O  L  A  Y       : Çalışma ve Sosyal Güvenlik Bakanlığı Ankara Bölge Müdürlüğü’nün 11.1.2007 gün ve 898 sayılı işlemi ile, 4857 sayılı İş Kanunu’nun 77, 78 ve 86. maddelerine muhalefet edildiğinden bahisle 108. maddesine dayanılarak 105. maddesine göre idari para cezası verilmiştir.

Davacı, para cezasına karşı adli yargı yerinde itirazda bulunmuştur.

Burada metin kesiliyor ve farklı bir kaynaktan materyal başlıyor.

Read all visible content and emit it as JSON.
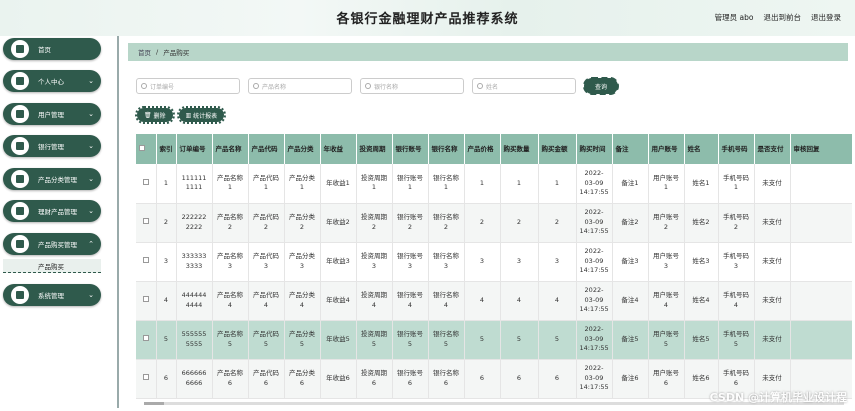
{
  "header": {
    "title": "各银行金融理财产品推荐系统",
    "admin": "管理员 abo",
    "front": "退出到前台",
    "logout": "退出登录"
  },
  "sidebar": {
    "items": [
      {
        "label": "首页",
        "chev": ""
      },
      {
        "label": "个人中心",
        "chev": "⌄"
      },
      {
        "label": "用户管理",
        "chev": "⌄"
      },
      {
        "label": "银行管理",
        "chev": "⌄"
      },
      {
        "label": "产品分类管理",
        "chev": "⌄"
      },
      {
        "label": "理财产品管理",
        "chev": "⌄"
      },
      {
        "label": "产品购买管理",
        "chev": "⌃"
      },
      {
        "label": "系统管理",
        "chev": "⌄"
      }
    ],
    "sub": "产品购买"
  },
  "crumb": {
    "home": "首页",
    "sep": "/",
    "current": "产品购买"
  },
  "search": {
    "order": "订单编号",
    "product": "产品名称",
    "bank": "银行名称",
    "name": "姓名",
    "button": "查询"
  },
  "actions": {
    "delete": "删除",
    "report": "统计报表"
  },
  "table": {
    "headers": [
      "",
      "索引",
      "订单编号",
      "产品名称",
      "产品代码",
      "产品分类",
      "年收益",
      "投资周期",
      "银行账号",
      "银行名称",
      "产品价格",
      "购买数量",
      "购买金额",
      "购买时间",
      "备注",
      "用户账号",
      "姓名",
      "手机号码",
      "是否支付",
      "审核回复"
    ],
    "rows": [
      [
        "1",
        "111111 1111",
        "产品名称1",
        "产品代码1",
        "产品分类1",
        "年收益1",
        "投资周期1",
        "银行账号1",
        "银行名称1",
        "1",
        "1",
        "1",
        "2022-03-09 14:17:55",
        "备注1",
        "用户账号1",
        "姓名1",
        "手机号码1",
        "未支付",
        ""
      ],
      [
        "2",
        "222222 2222",
        "产品名称2",
        "产品代码2",
        "产品分类2",
        "年收益2",
        "投资周期2",
        "银行账号2",
        "银行名称2",
        "2",
        "2",
        "2",
        "2022-03-09 14:17:55",
        "备注2",
        "用户账号2",
        "姓名2",
        "手机号码2",
        "未支付",
        ""
      ],
      [
        "3",
        "333333 3333",
        "产品名称3",
        "产品代码3",
        "产品分类3",
        "年收益3",
        "投资周期3",
        "银行账号3",
        "银行名称3",
        "3",
        "3",
        "3",
        "2022-03-09 14:17:55",
        "备注3",
        "用户账号3",
        "姓名3",
        "手机号码3",
        "未支付",
        ""
      ],
      [
        "4",
        "444444 4444",
        "产品名称4",
        "产品代码4",
        "产品分类4",
        "年收益4",
        "投资周期4",
        "银行账号4",
        "银行名称4",
        "4",
        "4",
        "4",
        "2022-03-09 14:17:55",
        "备注4",
        "用户账号4",
        "姓名4",
        "手机号码4",
        "未支付",
        ""
      ],
      [
        "5",
        "555555 5555",
        "产品名称5",
        "产品代码5",
        "产品分类5",
        "年收益5",
        "投资周期5",
        "银行账号5",
        "银行名称5",
        "5",
        "5",
        "5",
        "2022-03-09 14:17:55",
        "备注5",
        "用户账号5",
        "姓名5",
        "手机号码5",
        "未支付",
        ""
      ],
      [
        "6",
        "666666 6666",
        "产品名称6",
        "产品代码6",
        "产品分类6",
        "年收益6",
        "投资周期6",
        "银行账号6",
        "银行名称6",
        "6",
        "6",
        "6",
        "2022-03-09 14:17:55",
        "备注6",
        "用户账号6",
        "姓名6",
        "手机号码6",
        "未支付",
        ""
      ]
    ]
  },
  "watermark": "CSDN @计算机毕业设计程"
}
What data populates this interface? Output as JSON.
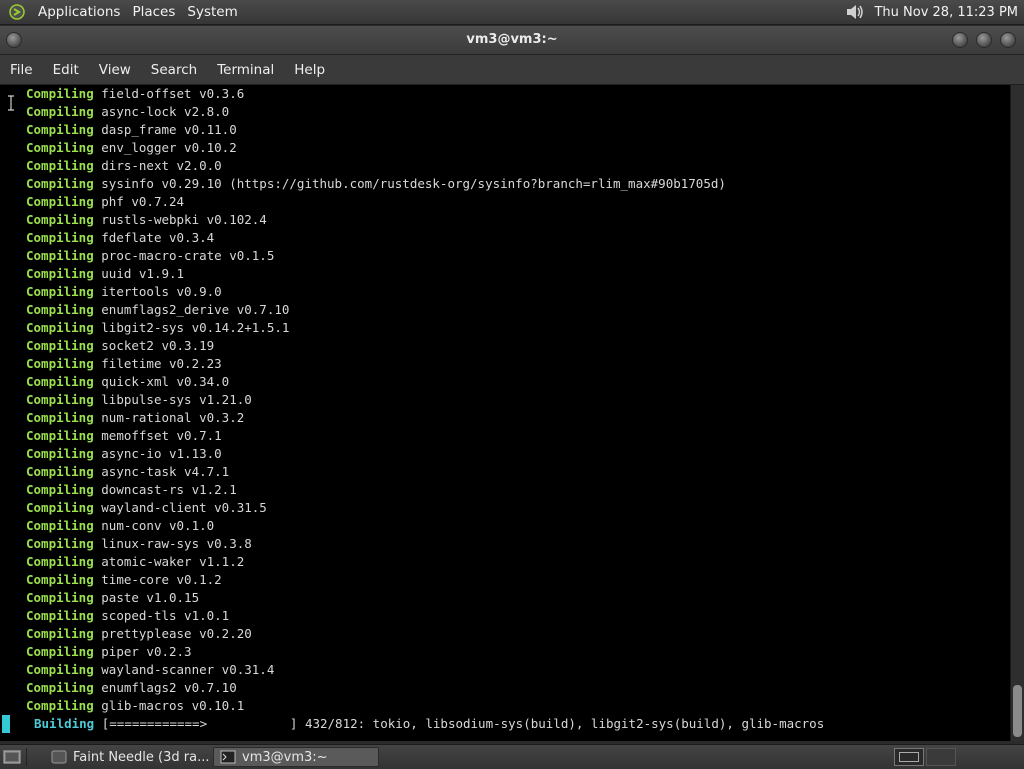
{
  "top_panel": {
    "menus": [
      "Applications",
      "Places",
      "System"
    ],
    "clock": "Thu Nov 28, 11:23 PM"
  },
  "window": {
    "title": "vm3@vm3:~"
  },
  "menubar": [
    "File",
    "Edit",
    "View",
    "Search",
    "Terminal",
    "Help"
  ],
  "terminal": {
    "lines": [
      {
        "kw": "Compiling",
        "text": "field-offset v0.3.6"
      },
      {
        "kw": "Compiling",
        "text": "async-lock v2.8.0"
      },
      {
        "kw": "Compiling",
        "text": "dasp_frame v0.11.0"
      },
      {
        "kw": "Compiling",
        "text": "env_logger v0.10.2"
      },
      {
        "kw": "Compiling",
        "text": "dirs-next v2.0.0"
      },
      {
        "kw": "Compiling",
        "text": "sysinfo v0.29.10 (https://github.com/rustdesk-org/sysinfo?branch=rlim_max#90b1705d)"
      },
      {
        "kw": "Compiling",
        "text": "phf v0.7.24"
      },
      {
        "kw": "Compiling",
        "text": "rustls-webpki v0.102.4"
      },
      {
        "kw": "Compiling",
        "text": "fdeflate v0.3.4"
      },
      {
        "kw": "Compiling",
        "text": "proc-macro-crate v0.1.5"
      },
      {
        "kw": "Compiling",
        "text": "uuid v1.9.1"
      },
      {
        "kw": "Compiling",
        "text": "itertools v0.9.0"
      },
      {
        "kw": "Compiling",
        "text": "enumflags2_derive v0.7.10"
      },
      {
        "kw": "Compiling",
        "text": "libgit2-sys v0.14.2+1.5.1"
      },
      {
        "kw": "Compiling",
        "text": "socket2 v0.3.19"
      },
      {
        "kw": "Compiling",
        "text": "filetime v0.2.23"
      },
      {
        "kw": "Compiling",
        "text": "quick-xml v0.34.0"
      },
      {
        "kw": "Compiling",
        "text": "libpulse-sys v1.21.0"
      },
      {
        "kw": "Compiling",
        "text": "num-rational v0.3.2"
      },
      {
        "kw": "Compiling",
        "text": "memoffset v0.7.1"
      },
      {
        "kw": "Compiling",
        "text": "async-io v1.13.0"
      },
      {
        "kw": "Compiling",
        "text": "async-task v4.7.1"
      },
      {
        "kw": "Compiling",
        "text": "downcast-rs v1.2.1"
      },
      {
        "kw": "Compiling",
        "text": "wayland-client v0.31.5"
      },
      {
        "kw": "Compiling",
        "text": "num-conv v0.1.0"
      },
      {
        "kw": "Compiling",
        "text": "linux-raw-sys v0.3.8"
      },
      {
        "kw": "Compiling",
        "text": "atomic-waker v1.1.2"
      },
      {
        "kw": "Compiling",
        "text": "time-core v0.1.2"
      },
      {
        "kw": "Compiling",
        "text": "paste v1.0.15"
      },
      {
        "kw": "Compiling",
        "text": "scoped-tls v1.0.1"
      },
      {
        "kw": "Compiling",
        "text": "prettyplease v0.2.20"
      },
      {
        "kw": "Compiling",
        "text": "piper v0.2.3"
      },
      {
        "kw": "Compiling",
        "text": "wayland-scanner v0.31.4"
      },
      {
        "kw": "Compiling",
        "text": "enumflags2 v0.7.10"
      },
      {
        "kw": "Compiling",
        "text": "glib-macros v0.10.1"
      }
    ],
    "progress": {
      "kw": "Building",
      "bar": "[============>           ]",
      "status": "432/812: tokio, libsodium-sys(build), libgit2-sys(build), glib-macros"
    }
  },
  "taskbar": {
    "tasks": [
      {
        "label": "Faint Needle (3d ra...",
        "active": false
      },
      {
        "label": "vm3@vm3:~",
        "active": true
      }
    ]
  },
  "colors": {
    "compiling": "#9be14d",
    "building": "#4ec9d6",
    "terminal_bg": "#000000"
  }
}
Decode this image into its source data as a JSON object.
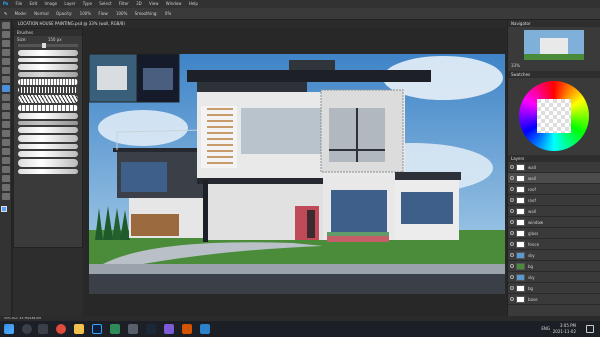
{
  "menu": {
    "items": [
      "File",
      "Edit",
      "Image",
      "Layer",
      "Type",
      "Select",
      "Filter",
      "3D",
      "View",
      "Window",
      "Help"
    ]
  },
  "options_bar": {
    "items": [
      "Mode:",
      "Normal",
      "Opacity:",
      "100%",
      "Flow:",
      "100%",
      "Smoothing:",
      "0%"
    ]
  },
  "document": {
    "tab_title": "LOCATION HOUSE PAINTING.psd @ 33% (wall, RGB/8)"
  },
  "brush_panel": {
    "title": "Brushes",
    "size_label": "Size:",
    "size_value": "150 px"
  },
  "navigator": {
    "title": "Navigator",
    "zoom": "33%"
  },
  "swatches": {
    "title": "Swatches"
  },
  "layers": {
    "title": "Layers",
    "items": [
      "wall",
      "wall",
      "roof",
      "roof",
      "wall",
      "window",
      "glass",
      "fence",
      "sky",
      "bg",
      "sky",
      "bg",
      "base"
    ]
  },
  "status": {
    "text": "33%    Doc: 23.7M/184.0M"
  },
  "taskbar": {
    "lang": "ENG",
    "time": "3:05 PM",
    "date": "2021-11-02"
  },
  "colors": {
    "accent": "#4a90d9",
    "panel": "#3a3a3a",
    "sky": "#5b9ad1",
    "grass": "#4a8c3a"
  }
}
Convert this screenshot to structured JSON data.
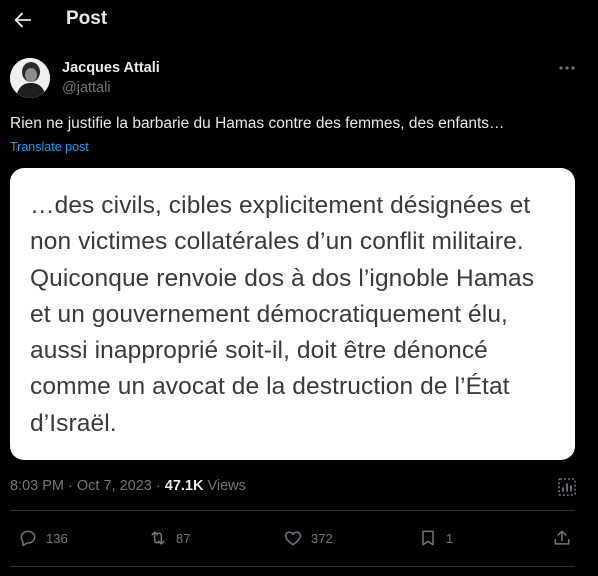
{
  "header": {
    "title": "Post",
    "back_icon": "arrow-left-icon"
  },
  "author": {
    "name": "Jacques Attali",
    "handle": "@jattali",
    "more_icon": "ellipsis-icon"
  },
  "tweet": {
    "text": "Rien ne justifie la barbarie du Hamas contre des femmes, des enfants…",
    "translate_label": "Translate post",
    "image_text_lines": [
      "…des civils, cibles explicitement désignées et",
      "non victimes collatérales d’un conflit militaire.",
      "Quiconque renvoie dos à dos l’ignoble Hamas",
      "et un gouvernement démocratiquement élu,",
      "aussi inapproprié soit-il, doit être dénoncé",
      "comme un avocat de la destruction de l’État",
      "d’Israël."
    ]
  },
  "meta": {
    "time": "8:03 PM",
    "separator": " · ",
    "date": "Oct 7, 2023",
    "views_sep": " · ",
    "views_count": "47.1K",
    "views_label": " Views"
  },
  "actions": {
    "reply_count": "136",
    "retweet_count": "87",
    "like_count": "372",
    "bookmark_count": "1"
  },
  "colors": {
    "accent": "#1d9bf0",
    "muted": "#71767b",
    "text": "#e7e9ea",
    "background": "#000000"
  }
}
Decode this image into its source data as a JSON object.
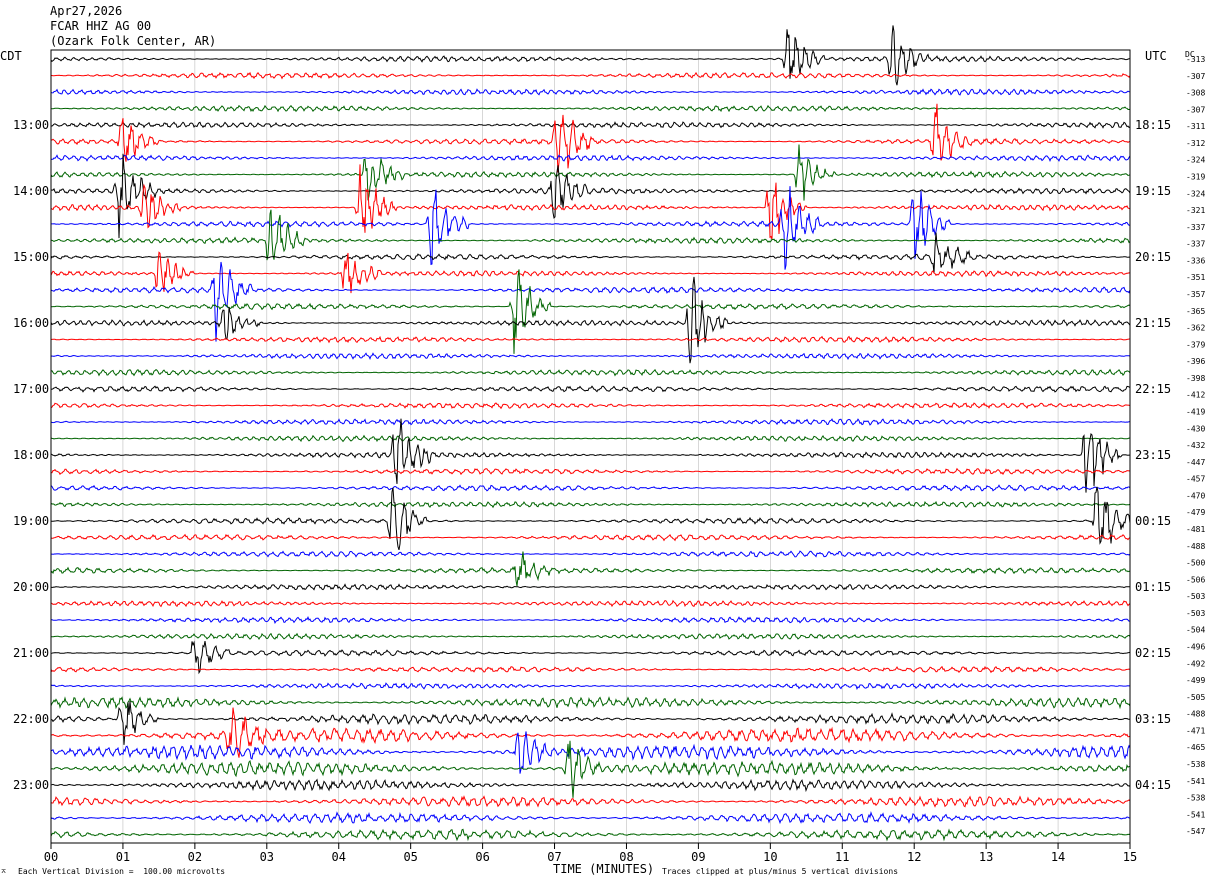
{
  "header": {
    "date": "Apr27,2026",
    "station": "FCAR HHZ AG 00",
    "location": "(Ozark Folk Center, AR)"
  },
  "axes": {
    "left_label": "CDT",
    "right_label": "UTC",
    "dc_label": "DC",
    "xlabel": "TIME (MINUTES)"
  },
  "footer": {
    "scale": "Each Vertical Division =  100.00 microvolts",
    "clip_note": "Traces clipped at plus/minus 5 vertical divisions"
  },
  "colors": {
    "trace_cycle": [
      "#000000",
      "#ff0000",
      "#0000ff",
      "#006400"
    ]
  },
  "chart_data": {
    "type": "helicorder",
    "trace_minutes": 15,
    "traces_count": 48,
    "x_ticks": [
      "00",
      "01",
      "02",
      "03",
      "04",
      "05",
      "06",
      "07",
      "08",
      "09",
      "10",
      "11",
      "12",
      "13",
      "14",
      "15"
    ],
    "left_time_labels": [
      "13:00",
      "14:00",
      "15:00",
      "16:00",
      "17:00",
      "18:00",
      "19:00",
      "20:00",
      "21:00",
      "22:00",
      "23:00"
    ],
    "right_time_labels": [
      "18:15",
      "19:15",
      "20:15",
      "21:15",
      "22:15",
      "23:15",
      "00:15",
      "01:15",
      "02:15",
      "03:15",
      "04:15"
    ],
    "label_trace_index_start": 4,
    "label_trace_step": 4,
    "dc_offsets": [
      -313,
      -307,
      -308,
      -307,
      -311,
      -312,
      -324,
      -319,
      -324,
      -321,
      -337,
      -337,
      -336,
      -351,
      -357,
      -365,
      -362,
      -379,
      -396,
      -398,
      -412,
      -419,
      -430,
      -432,
      -447,
      -457,
      -470,
      -479,
      -481,
      -488,
      -500,
      -506,
      -503,
      -503,
      -504,
      -496,
      -492,
      -499,
      -505,
      -488,
      -471,
      -465,
      -538,
      -541,
      -538,
      -541,
      -547
    ],
    "events": [
      {
        "trace": 0,
        "minute": 10.25,
        "amp": 1.2
      },
      {
        "trace": 0,
        "minute": 11.7,
        "amp": 1.1
      },
      {
        "trace": 5,
        "minute": 1.0,
        "amp": 1.0
      },
      {
        "trace": 5,
        "minute": 7.05,
        "amp": 1.6
      },
      {
        "trace": 5,
        "minute": 12.3,
        "amp": 1.4
      },
      {
        "trace": 7,
        "minute": 4.4,
        "amp": 1.3
      },
      {
        "trace": 7,
        "minute": 10.4,
        "amp": 1.2
      },
      {
        "trace": 8,
        "minute": 0.95,
        "amp": 1.5
      },
      {
        "trace": 8,
        "minute": 7.0,
        "amp": 1.0
      },
      {
        "trace": 9,
        "minute": 1.3,
        "amp": 0.9
      },
      {
        "trace": 9,
        "minute": 4.3,
        "amp": 1.6
      },
      {
        "trace": 9,
        "minute": 10.0,
        "amp": 1.4
      },
      {
        "trace": 10,
        "minute": 5.3,
        "amp": 1.6
      },
      {
        "trace": 10,
        "minute": 10.2,
        "amp": 1.5
      },
      {
        "trace": 10,
        "minute": 12.0,
        "amp": 1.6
      },
      {
        "trace": 11,
        "minute": 3.05,
        "amp": 1.5
      },
      {
        "trace": 12,
        "minute": 12.3,
        "amp": 1.0
      },
      {
        "trace": 13,
        "minute": 1.5,
        "amp": 1.0
      },
      {
        "trace": 13,
        "minute": 4.1,
        "amp": 1.0
      },
      {
        "trace": 14,
        "minute": 2.3,
        "amp": 1.6
      },
      {
        "trace": 15,
        "minute": 6.45,
        "amp": 1.7
      },
      {
        "trace": 16,
        "minute": 8.9,
        "amp": 1.6
      },
      {
        "trace": 16,
        "minute": 2.4,
        "amp": 0.8
      },
      {
        "trace": 24,
        "minute": 4.8,
        "amp": 1.6
      },
      {
        "trace": 24,
        "minute": 14.4,
        "amp": 1.8
      },
      {
        "trace": 28,
        "minute": 4.75,
        "amp": 1.6
      },
      {
        "trace": 28,
        "minute": 14.55,
        "amp": 1.6
      },
      {
        "trace": 31,
        "minute": 6.5,
        "amp": 0.7
      },
      {
        "trace": 36,
        "minute": 2.0,
        "amp": 0.8
      },
      {
        "trace": 40,
        "minute": 1.0,
        "amp": 0.9
      },
      {
        "trace": 41,
        "minute": 2.5,
        "amp": 1.0
      },
      {
        "trace": 42,
        "minute": 6.5,
        "amp": 1.0
      },
      {
        "trace": 43,
        "minute": 7.2,
        "amp": 1.1
      }
    ]
  }
}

ANKARA 4. SULH CEZA MAHKEMESİ; 5.2.2007 gün ve Müt:2007/138 sayı ile, Çalışma ve Sosyal Güvenlik Bakanlığı Ankara Bölge Müdürlüğü tarafından 29.11.2006 tarih ve 3662 sayılı yazıları ile 4857 sayılı İş Kanunu’nun 108. maddesine dayanılarak 105/1-2-4. maddesine göre idari para cezası tahakkuk ettirildiği, 4857 sayılı Yasa’nın 107/a maddesi gereği tahakkuk ettirilen idari para cezalarına karşı aynı Yasanın 108/2 maddesi gereği idare mahkemesine itiraz edilebileceği, 5560 sayılı Yasa ile değişik 5326 sayılı Yasa’nın 3. maddesi gereği davaya bakma görevinin idari yargının görevi dahilinde olduğunun anlaşıldığı gerekçesiyle görevsizlik kararı vermiş; bu karar, temyiz edilmeyerek kesinleşmiştir.

Davacı, bu kez, söz konusu idari para cezasının kaldırılması istemiyle idari yargı yerinde dava açmıştır.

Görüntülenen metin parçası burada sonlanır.